Si on veut parler de l’adolescence et de l’école au cinéma, un auteur peut prendre plusieurs chemins. Laurent Cantet et Christophe Honoré auraient difficilement pu prendre des chemins plus éloignés que ceux qu’ils ont pris pour leurs films, respectivement Entre les Murs et La Belle Personne.

Entre les Murs, palme d’or à Cannes (la première qui m’emballe depuis Pulp Fiction), ne met jamais le nez à l’extérieur de l’enceinte de l’établissement, sous risque de se voir coller des heures de retenue. La majeure partie du film met en scène un jeune professeur de français et sa classe de quatrième, avec laquelle il se lance dans des joutes verbales enflammées. Éduquer, sociabiliser, apprendre ou faire plaisir aux parents sont ici les objectifs clairs des uns et des autres. C’est l’école quoi, avec les conseils de classe, les expulsions de cours et les conseils de discipline.

La Belle Personne, elle, passe son temps au café du coin, à jouer au baby et à philosopher sur le sens de la vie. On n’a pas trop affaire à la même jeunesse. Ici, on est chez de jeunes parisiens à la beauté éblouissante, au raffinement le plus élégant et à l’érudition savante. Apprendre n’est pas utile, ici on perfectionne, on essaie de partager, on met en œuvre mais surtout, on cherche à aimer, si possible la bonne (et belle) personne.

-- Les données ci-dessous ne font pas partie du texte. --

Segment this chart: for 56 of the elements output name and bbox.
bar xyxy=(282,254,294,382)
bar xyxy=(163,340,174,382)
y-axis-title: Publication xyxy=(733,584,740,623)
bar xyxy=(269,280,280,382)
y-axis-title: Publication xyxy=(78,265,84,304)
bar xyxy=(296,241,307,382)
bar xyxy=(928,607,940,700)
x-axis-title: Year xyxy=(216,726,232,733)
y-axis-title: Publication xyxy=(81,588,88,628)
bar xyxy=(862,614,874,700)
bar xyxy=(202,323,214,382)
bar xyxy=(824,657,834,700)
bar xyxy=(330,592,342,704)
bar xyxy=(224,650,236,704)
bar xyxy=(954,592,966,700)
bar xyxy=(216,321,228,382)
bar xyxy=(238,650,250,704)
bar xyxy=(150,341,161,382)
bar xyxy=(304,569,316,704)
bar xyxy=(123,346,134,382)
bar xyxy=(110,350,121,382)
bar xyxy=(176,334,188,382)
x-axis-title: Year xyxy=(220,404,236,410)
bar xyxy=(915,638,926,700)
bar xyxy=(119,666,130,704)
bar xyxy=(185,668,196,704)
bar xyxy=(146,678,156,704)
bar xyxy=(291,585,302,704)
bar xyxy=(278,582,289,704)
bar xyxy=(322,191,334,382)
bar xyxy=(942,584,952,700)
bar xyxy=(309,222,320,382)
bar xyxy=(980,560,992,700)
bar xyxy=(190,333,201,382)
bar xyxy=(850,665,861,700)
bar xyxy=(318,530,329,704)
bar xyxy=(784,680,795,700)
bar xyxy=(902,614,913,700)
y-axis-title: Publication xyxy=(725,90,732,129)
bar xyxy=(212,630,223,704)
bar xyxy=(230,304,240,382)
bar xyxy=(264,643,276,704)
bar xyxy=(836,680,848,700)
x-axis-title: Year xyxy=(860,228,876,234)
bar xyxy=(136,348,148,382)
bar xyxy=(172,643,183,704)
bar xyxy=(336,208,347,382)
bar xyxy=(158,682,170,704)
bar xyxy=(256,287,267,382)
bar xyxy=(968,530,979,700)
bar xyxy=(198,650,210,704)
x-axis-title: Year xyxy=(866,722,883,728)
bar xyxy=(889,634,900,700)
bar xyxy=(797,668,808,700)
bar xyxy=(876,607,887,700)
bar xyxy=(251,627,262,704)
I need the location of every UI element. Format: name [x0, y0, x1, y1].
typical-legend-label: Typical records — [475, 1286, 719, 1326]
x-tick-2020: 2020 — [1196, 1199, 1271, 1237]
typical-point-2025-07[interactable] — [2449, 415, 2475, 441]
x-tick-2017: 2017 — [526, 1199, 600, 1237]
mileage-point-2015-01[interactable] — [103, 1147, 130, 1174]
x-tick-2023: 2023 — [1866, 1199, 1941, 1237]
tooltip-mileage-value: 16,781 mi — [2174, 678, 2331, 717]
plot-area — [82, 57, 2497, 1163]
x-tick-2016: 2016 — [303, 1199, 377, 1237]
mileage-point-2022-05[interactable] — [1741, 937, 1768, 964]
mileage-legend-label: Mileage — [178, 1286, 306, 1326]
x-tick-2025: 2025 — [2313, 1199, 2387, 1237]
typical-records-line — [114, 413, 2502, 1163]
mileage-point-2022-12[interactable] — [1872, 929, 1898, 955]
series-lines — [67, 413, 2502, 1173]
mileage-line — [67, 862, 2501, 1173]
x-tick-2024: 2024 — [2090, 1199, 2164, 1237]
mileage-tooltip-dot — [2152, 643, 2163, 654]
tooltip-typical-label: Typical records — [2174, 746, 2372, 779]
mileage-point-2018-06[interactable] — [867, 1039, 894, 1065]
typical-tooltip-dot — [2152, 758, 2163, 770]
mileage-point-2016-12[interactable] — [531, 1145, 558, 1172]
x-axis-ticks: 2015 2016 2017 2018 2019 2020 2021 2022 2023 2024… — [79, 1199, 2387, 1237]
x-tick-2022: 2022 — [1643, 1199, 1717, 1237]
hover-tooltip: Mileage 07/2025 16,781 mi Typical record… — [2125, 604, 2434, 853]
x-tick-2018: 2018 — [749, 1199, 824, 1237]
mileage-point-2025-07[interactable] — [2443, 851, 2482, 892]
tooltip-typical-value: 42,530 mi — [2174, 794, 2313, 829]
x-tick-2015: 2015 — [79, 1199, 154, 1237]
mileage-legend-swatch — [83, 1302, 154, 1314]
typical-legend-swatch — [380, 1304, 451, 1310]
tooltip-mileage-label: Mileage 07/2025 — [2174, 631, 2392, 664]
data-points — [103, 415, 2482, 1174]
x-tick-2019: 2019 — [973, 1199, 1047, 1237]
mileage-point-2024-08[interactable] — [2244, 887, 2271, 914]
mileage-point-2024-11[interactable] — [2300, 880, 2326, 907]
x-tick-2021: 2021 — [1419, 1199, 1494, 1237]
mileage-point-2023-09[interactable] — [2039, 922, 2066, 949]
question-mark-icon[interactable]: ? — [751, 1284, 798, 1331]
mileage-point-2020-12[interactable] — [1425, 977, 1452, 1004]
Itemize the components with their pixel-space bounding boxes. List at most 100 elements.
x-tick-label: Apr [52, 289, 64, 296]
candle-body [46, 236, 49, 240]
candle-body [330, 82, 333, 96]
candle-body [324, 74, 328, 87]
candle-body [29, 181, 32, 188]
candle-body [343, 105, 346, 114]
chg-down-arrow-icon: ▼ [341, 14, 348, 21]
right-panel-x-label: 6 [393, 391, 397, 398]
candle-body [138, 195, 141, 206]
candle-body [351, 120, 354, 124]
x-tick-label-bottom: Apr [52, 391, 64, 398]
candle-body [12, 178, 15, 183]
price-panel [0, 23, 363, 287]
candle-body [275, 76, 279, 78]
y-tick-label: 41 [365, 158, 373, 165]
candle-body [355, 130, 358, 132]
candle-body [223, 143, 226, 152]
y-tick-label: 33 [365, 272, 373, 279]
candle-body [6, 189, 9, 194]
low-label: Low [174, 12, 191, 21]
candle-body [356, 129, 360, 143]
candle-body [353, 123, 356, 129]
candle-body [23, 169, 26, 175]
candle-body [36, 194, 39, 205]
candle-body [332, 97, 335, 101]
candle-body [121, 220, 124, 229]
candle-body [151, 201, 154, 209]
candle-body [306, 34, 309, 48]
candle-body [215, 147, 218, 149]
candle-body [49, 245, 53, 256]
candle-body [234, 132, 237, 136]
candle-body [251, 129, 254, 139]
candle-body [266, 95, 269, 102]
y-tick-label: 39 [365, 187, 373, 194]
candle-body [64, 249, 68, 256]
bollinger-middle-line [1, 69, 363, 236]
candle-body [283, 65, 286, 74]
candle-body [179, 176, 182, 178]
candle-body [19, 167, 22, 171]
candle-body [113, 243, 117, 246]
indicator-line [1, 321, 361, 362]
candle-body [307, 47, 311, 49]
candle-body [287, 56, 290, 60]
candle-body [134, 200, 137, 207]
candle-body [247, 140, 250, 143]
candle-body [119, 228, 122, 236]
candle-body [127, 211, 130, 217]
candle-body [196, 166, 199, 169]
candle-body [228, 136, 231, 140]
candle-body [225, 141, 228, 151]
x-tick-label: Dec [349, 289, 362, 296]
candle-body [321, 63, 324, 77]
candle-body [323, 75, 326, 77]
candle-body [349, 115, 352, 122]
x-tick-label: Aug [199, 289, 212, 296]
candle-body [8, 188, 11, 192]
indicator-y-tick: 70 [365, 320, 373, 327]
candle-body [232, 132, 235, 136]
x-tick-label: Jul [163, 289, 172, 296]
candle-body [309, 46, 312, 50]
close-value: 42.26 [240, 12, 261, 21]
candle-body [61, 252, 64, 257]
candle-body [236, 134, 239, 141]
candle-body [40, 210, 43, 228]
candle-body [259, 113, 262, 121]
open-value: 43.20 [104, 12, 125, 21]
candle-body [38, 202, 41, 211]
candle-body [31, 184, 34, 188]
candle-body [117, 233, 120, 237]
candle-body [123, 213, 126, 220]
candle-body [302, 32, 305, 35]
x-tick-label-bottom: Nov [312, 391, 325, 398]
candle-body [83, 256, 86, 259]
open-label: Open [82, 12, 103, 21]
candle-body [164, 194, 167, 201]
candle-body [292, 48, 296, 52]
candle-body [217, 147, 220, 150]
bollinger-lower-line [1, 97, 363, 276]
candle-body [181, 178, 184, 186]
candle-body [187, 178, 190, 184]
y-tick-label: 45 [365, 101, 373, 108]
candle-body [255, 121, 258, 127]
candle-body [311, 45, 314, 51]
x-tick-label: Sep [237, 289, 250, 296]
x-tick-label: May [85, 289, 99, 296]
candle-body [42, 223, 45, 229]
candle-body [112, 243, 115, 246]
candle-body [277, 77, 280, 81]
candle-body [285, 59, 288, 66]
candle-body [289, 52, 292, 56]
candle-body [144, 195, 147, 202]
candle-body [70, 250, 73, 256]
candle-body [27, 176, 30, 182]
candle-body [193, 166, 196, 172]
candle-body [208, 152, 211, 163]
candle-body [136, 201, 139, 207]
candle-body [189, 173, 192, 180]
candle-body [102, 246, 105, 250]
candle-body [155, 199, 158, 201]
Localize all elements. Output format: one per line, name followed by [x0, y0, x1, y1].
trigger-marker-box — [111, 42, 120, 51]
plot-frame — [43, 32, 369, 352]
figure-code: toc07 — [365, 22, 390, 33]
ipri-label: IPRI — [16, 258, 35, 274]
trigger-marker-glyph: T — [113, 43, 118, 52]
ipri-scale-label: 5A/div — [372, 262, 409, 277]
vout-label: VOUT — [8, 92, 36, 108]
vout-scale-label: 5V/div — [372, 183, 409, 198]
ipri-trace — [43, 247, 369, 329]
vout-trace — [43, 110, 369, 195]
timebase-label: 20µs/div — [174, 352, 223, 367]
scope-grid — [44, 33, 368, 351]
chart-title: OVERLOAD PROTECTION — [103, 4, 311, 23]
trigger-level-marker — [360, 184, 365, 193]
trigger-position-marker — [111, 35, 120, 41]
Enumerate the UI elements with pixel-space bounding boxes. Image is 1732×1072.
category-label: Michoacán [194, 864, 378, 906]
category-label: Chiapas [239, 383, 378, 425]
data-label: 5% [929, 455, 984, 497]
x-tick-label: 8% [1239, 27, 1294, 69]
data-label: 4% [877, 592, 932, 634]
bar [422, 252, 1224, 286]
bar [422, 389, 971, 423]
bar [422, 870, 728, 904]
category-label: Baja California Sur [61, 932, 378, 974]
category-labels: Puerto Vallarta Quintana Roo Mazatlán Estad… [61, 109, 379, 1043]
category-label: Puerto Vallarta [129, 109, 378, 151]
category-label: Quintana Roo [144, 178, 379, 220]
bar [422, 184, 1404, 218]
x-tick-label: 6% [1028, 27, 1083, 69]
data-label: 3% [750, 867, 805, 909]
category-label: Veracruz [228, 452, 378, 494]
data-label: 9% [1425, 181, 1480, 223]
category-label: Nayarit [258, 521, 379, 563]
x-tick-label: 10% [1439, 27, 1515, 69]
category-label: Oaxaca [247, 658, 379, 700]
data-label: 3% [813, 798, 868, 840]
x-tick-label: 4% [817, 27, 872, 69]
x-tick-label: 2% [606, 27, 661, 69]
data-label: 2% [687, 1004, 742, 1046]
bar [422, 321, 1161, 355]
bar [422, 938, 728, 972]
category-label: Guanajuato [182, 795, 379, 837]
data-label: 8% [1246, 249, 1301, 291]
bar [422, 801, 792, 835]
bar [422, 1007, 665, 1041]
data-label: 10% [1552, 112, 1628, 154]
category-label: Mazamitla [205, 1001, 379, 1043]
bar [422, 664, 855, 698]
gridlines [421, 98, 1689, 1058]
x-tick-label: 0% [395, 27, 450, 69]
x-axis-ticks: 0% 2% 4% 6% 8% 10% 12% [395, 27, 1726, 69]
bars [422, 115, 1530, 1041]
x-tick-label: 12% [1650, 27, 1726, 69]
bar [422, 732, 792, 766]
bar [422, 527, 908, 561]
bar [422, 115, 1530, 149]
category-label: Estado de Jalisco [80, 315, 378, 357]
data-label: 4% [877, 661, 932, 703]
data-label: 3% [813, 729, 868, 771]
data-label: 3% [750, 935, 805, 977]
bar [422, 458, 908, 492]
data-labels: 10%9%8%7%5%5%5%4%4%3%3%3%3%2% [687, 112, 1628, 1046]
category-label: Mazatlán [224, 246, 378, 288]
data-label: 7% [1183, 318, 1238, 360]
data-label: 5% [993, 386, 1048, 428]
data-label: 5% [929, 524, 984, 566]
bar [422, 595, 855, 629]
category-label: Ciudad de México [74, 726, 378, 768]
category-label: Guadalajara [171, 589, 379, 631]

Malgré le fait que les deux auteurs se soient bizarrement privés de Daniel Auteuil ou de Patrick Bruel pour leur casting, ces deux films sont de grande qualité. De fibre documentaire ou romanesque, que la barrière élève/professeur soit le tutoiement/vouvoiement ou le sexe/pas sexe, peu importe, ils ont tous les deux su adapter le livre à la base du film pour brosser des portraits d’adolescents touchants.

Un mot quand même sur François Bégaudeau. Ce personnage est en toute simplicité l’auteur du livre Entre les Murs qui a inspiré le film éponyme, son co-scénariste et son acteur principal... en plus d’être auteur de nombreux autres ouvrages, chroniqueur dans la presse et dans plusieurs émissions de télé (notamment à la Matinale et à So Foot où il est responsable de l’excellente interview de Coco Suaudeau, à trouver dans le best-of du magazine), directeur d’ouvrages collectifs ou membre de laboratoire littéraire. Rien que ça ? Pas tout à fait, il veut aussi acheter le FC Nantes.

Ce mec a dix ans de plus que moi tout pile, je vous laisse, il est temps que je m’y mette.